Modeß hat in Greifswald die Hauptzeit seines beruflichen Lebens verbracht. "Mit 13 Jahren hatte ich in Minden meinen ersten Vertrag als Hilfskirchenmusiker", erinnert er sich. Die Eltern haben beide Musik gemacht, sein Vater habe ihn Noten zum besseren Lernen immer farbig ausmalen lassen. "D-Dur ist bei mir blau - weil ich das D immer blau gemalt habe.
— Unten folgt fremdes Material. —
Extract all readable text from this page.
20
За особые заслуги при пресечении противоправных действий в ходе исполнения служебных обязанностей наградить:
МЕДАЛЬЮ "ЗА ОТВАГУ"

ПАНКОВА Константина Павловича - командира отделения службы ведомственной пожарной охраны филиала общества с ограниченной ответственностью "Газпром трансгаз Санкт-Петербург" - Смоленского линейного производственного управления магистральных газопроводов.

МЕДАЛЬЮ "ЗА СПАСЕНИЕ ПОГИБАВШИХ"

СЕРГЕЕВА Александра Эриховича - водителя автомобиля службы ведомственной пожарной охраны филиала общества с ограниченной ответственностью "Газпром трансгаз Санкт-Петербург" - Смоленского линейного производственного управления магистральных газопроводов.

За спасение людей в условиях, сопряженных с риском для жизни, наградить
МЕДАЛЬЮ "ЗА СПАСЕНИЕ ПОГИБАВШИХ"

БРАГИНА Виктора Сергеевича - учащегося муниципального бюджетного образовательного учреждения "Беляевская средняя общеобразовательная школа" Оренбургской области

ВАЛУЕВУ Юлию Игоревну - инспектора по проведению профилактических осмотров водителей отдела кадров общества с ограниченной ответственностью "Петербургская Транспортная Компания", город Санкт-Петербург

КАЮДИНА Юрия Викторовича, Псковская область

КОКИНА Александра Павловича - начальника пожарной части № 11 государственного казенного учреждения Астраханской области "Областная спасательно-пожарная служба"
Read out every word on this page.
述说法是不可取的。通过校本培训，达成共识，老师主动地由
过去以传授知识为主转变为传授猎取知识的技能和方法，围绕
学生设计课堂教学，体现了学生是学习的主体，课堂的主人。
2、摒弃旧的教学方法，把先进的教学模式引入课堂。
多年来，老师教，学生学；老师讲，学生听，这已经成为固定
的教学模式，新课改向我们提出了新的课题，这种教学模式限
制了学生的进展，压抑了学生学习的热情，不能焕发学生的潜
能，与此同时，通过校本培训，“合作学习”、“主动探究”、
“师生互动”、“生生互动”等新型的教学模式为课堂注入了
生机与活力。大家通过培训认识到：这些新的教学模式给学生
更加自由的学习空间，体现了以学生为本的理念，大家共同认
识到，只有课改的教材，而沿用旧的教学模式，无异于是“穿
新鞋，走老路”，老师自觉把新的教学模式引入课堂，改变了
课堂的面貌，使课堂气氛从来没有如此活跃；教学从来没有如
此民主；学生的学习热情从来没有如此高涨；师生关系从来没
Noch heute höre ich Tonarten in Farben." Sehr schnell habe er Orgelunterricht bekommen. "Seitdem bin ich ununterbrochen Kirchenmusiker."

Zwar komme man als Kirchenmusiker "eh nicht an Bach vorbei", sagt der Vater dreier erwachsener Kinder. Doch darüber hinaus gebe es eine "große Affinität zu Mendelssohn". Deshalb seien Bach und Mendelssohn auch das Thema der ersten Bachwoche unter seiner Leitung gewesen - und eben nun auch der letzten Bachwoche. In diesem Jahr stehen Werke im Mittelpunkt, die von Mendelssohn oder Modeß bearbeitet wurden.

Ruhestand in Bielefeld

Am 30. September geht Jochen A. Modeß in den Ruhestand, die Verhandlungen für seine Nachfolge laufen gerade zwischen dem Land und der Universität. Gemeinsam mit seiner Frau Christiane verlässt er dann Greifswald in Richtung Bielefeld. "Viele schöne Erinnerungen und die eine oder andere Komposition" werde er zurücklassen. Dabei sei seine Abkehr von Greifswald ein bewusster und selbst gewählter Schritt: "Ich bin hier einfach zu gut angekommen. Ich möchte das Feld für meinen Nachfolger räumen."